Within a year of that experience, I had other co-workers who were enthusiastic about Macs and Mac OS X. I had also gone to a couple of conferences where, unsurprisingly, most of the presenters used Macbook Pros. I saved up and bought a used 15” 2006 Macbook Pro. Not only was it lighter and faster than the ugly craptop my company had issued me, it looked fancier. Slowly but surely I moved to doing all my development on the Macbook Pro and let the craptop perform the one function it was fit for; a hot paperweight.

Those were happier times using Mac OS X 10.5 Leopard, and there was very little to complain about. Expose` seemed like magic to me. I could hit F3 and all of my windows would scale down to properly proportioned versions where all of them were visible. Macports was similar to FreeBSD and enabled most open source packages I wanted. VMWare Fusion wasn’t cheap, but it let me bring up IE as well as Office to open proprietary documents that every company I worked at loved. After buying a replacement battery, the Macbook Pro seemed to run noticeably longer than the craptop did. This, despite having replaced the CDROM with a second battery on the craptop.

All things, especially good things, eventually come to an end. The first signs were subtle little annoyances when I upgraded to 10.6 Snow Leopard. Expose` didn’t work the way it used to. It no longer spaced the windows proportionally across the screen. I may be inaccurately recalling this from memory, but I believe it made all windows the same size (why?). There was a hack that I applied to make it function in the old way, but it just seemed odd to me at the time that Apple did this. Why was I suddenly fighting my old war for productivity against this fancy operating system?

And then there was 10.7 Lion. This was the first time I honestly wondered if I had made the wrong choice in buying into the Apple ecosystem. I stumbled through that steaming pile of skeuomorphism, and 10.8 Mountain Lion was hardly an improvement. None of the changes served any benefit for my uses of the computer, but worse than that, seemed like an increasing set of fancy obstacles. Take your pick; “natural” scrolling, iCloud, Gatekeeper, Mission Control replacing Expose`, Springboard, or Spaces being eradicated. One by one features that I relied on were mutating into less useful variants, or going away completely.

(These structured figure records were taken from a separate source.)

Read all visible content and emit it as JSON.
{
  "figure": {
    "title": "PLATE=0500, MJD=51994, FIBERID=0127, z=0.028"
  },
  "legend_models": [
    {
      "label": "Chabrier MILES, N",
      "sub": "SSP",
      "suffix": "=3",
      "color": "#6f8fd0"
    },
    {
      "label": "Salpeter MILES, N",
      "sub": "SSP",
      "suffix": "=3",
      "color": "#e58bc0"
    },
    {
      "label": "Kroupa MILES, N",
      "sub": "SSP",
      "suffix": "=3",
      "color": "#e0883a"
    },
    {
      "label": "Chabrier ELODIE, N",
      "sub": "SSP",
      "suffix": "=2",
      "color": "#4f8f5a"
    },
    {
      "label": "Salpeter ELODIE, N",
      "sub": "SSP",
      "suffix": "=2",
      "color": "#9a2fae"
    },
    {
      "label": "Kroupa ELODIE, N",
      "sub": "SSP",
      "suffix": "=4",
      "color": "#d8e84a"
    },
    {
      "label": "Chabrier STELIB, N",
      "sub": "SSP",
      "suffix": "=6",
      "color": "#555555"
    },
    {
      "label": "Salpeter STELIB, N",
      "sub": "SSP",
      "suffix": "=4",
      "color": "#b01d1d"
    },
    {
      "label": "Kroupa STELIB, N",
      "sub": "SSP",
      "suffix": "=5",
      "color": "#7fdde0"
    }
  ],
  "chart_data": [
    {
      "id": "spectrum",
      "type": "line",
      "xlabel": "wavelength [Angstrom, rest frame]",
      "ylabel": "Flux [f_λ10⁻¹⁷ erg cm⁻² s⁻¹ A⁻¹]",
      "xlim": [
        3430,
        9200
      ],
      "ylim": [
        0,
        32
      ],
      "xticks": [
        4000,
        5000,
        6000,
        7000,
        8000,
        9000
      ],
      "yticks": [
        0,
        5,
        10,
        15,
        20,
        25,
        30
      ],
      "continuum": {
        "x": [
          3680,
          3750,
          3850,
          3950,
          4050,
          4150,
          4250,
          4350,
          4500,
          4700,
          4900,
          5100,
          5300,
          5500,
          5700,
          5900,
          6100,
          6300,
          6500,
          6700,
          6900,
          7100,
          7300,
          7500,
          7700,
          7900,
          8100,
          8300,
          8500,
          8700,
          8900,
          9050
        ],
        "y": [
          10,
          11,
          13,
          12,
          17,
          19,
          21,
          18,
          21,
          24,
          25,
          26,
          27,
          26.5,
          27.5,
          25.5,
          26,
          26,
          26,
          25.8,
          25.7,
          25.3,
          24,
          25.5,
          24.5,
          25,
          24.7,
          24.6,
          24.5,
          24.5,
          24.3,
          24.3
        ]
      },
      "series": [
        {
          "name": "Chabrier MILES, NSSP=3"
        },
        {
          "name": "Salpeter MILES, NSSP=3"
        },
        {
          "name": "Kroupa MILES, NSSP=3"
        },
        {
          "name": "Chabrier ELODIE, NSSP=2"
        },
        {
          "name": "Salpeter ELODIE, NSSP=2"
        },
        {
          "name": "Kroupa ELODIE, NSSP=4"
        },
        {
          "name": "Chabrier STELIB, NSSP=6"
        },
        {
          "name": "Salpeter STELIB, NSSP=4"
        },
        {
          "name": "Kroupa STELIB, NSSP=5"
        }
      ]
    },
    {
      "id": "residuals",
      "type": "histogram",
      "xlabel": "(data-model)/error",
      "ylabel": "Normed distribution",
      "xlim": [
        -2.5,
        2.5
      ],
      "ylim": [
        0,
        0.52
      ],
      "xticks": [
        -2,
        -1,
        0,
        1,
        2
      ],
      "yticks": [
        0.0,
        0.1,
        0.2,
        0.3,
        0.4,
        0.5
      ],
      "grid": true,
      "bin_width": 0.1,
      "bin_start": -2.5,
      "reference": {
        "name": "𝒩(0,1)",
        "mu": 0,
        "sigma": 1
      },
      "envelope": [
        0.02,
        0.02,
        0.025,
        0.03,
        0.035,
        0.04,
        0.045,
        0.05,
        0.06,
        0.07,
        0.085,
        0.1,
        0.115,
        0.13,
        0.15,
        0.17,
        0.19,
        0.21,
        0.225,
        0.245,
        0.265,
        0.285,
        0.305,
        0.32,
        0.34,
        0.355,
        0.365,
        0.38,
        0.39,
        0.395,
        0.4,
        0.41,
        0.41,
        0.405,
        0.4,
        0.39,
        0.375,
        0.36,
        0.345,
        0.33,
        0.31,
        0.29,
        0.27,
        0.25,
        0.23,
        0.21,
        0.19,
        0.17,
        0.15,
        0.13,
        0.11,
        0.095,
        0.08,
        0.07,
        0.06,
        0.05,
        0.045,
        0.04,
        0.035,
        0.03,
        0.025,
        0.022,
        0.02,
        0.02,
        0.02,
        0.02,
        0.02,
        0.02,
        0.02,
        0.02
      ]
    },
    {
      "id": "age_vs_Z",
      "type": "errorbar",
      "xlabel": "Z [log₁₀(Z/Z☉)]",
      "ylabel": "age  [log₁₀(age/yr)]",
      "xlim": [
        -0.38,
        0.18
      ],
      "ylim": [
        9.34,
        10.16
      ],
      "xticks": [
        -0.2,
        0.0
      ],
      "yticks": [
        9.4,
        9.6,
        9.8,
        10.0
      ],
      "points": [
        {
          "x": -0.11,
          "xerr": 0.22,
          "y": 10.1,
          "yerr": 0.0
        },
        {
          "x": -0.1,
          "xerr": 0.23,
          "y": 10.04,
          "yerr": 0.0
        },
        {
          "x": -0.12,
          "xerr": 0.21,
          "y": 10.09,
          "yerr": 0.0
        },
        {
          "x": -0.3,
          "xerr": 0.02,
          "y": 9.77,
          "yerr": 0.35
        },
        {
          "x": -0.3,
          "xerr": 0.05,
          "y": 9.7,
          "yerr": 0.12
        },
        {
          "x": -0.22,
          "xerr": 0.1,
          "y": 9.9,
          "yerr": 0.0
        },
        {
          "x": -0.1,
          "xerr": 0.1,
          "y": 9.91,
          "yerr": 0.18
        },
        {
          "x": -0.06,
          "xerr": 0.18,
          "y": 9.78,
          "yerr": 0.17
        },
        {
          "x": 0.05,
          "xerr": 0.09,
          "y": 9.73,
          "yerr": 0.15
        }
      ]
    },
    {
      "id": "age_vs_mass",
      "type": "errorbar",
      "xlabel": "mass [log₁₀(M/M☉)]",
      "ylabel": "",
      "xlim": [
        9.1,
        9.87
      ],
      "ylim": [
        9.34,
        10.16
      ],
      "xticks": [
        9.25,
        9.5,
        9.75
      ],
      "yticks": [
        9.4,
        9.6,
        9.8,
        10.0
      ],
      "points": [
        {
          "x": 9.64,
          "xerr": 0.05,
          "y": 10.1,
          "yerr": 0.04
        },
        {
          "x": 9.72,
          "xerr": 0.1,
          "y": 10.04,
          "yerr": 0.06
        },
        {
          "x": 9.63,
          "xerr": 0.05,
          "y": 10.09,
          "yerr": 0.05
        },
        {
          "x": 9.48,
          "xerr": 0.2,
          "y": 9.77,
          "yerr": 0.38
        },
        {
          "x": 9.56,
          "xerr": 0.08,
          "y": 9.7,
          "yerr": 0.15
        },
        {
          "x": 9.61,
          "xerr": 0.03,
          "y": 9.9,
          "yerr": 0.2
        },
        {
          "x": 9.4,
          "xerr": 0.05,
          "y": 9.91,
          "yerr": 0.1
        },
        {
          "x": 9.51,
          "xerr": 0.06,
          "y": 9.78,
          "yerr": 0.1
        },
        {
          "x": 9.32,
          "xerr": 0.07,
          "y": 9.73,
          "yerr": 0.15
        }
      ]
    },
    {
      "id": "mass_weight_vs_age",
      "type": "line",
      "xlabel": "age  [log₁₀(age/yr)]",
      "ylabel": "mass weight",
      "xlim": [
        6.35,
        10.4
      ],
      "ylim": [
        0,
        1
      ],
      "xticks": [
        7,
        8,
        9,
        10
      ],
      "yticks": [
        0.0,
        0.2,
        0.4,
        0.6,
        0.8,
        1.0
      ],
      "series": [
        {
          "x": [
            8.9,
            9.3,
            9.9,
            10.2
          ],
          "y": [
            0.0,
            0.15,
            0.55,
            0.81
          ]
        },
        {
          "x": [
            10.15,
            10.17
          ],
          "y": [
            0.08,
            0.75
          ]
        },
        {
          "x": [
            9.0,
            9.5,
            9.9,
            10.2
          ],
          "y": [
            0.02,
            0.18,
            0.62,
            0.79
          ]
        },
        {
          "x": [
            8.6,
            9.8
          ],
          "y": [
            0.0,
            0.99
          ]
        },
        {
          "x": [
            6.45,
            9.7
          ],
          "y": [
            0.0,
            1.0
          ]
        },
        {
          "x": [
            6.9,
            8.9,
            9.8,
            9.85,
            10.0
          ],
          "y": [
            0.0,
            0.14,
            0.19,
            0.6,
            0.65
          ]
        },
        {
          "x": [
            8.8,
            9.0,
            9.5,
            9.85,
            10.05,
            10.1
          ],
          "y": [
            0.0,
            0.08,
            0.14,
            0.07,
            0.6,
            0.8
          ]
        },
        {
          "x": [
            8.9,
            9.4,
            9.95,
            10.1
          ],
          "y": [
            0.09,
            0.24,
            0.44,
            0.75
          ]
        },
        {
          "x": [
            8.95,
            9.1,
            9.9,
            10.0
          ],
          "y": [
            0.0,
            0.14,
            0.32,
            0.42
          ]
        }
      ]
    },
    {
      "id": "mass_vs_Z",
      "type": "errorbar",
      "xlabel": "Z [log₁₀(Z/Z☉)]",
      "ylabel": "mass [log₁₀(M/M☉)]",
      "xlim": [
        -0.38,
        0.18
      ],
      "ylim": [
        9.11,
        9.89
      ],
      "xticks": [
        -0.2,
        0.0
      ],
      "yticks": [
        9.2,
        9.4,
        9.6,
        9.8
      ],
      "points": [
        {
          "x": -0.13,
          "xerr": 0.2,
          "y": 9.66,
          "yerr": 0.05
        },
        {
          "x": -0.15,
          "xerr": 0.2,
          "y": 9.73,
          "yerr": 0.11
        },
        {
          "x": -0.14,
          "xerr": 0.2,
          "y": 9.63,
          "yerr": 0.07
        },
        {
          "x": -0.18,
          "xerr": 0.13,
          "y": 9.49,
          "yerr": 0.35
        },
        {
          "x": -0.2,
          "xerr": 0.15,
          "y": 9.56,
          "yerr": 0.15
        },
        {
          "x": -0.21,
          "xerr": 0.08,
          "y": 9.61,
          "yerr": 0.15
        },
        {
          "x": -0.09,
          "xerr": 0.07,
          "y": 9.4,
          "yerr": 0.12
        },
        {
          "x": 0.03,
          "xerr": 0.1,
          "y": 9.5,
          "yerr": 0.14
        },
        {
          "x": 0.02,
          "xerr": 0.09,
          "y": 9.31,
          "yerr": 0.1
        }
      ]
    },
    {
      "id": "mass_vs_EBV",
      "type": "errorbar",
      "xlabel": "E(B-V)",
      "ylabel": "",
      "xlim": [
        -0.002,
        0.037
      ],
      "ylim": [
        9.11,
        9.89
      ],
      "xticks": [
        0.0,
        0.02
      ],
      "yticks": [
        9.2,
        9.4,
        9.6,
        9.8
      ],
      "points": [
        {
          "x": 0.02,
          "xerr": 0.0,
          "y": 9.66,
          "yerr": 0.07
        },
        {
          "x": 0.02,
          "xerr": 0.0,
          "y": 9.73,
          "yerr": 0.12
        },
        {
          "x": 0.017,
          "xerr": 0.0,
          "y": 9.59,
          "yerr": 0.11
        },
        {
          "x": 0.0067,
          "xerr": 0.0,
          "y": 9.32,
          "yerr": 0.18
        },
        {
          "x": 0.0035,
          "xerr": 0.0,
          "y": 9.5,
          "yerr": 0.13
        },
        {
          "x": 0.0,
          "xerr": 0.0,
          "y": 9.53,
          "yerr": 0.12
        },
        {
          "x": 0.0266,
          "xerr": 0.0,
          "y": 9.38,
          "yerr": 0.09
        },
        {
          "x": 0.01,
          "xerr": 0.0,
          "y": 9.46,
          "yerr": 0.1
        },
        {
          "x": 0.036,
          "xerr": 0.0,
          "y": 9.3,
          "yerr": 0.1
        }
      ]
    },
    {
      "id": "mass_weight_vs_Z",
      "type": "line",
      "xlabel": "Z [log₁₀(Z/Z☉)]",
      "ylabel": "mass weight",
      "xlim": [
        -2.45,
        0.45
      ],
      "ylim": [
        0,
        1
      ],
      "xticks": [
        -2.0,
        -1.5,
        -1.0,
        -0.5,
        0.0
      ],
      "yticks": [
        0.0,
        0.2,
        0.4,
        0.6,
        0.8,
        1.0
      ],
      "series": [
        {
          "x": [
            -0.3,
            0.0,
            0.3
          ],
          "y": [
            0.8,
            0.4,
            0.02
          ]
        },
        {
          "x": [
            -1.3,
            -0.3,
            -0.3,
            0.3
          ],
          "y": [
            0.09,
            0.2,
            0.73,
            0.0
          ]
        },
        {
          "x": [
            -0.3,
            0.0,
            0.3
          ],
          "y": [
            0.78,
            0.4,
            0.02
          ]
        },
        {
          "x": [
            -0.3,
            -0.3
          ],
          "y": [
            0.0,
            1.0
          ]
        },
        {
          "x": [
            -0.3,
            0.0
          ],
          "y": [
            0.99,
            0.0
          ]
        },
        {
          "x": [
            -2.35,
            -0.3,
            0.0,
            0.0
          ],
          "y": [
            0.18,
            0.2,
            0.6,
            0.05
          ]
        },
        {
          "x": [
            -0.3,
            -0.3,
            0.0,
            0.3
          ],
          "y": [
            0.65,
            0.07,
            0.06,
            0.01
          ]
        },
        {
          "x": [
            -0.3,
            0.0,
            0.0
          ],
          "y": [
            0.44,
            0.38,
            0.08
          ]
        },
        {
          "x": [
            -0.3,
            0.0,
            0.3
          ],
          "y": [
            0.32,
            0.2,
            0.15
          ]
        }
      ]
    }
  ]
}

10.9 Mavericks, the first non cat release with a fancy California name, is the last release I have used for any extended period of time. I find the Yosemite look and feel revolting. I realize I can’t run Mavericks forever, as security updates eventually become “upgrade features” for OS vendors. This leads me to the painful conclusion that Apple’s concepts of what an operating system should be is about as far removed as possible from mine. Realistically, I have to choose to either ignore my instincts and just get used to OS X caring about as much for user preference as Gawker cares about privacy or hit the eject button. Instead of fancy OS’s named after fancy California places with new, fancier California fonts, I’m done.

I plan on documenting how I do this in sequential posts because this will not be an overnight thing. Wish me luck!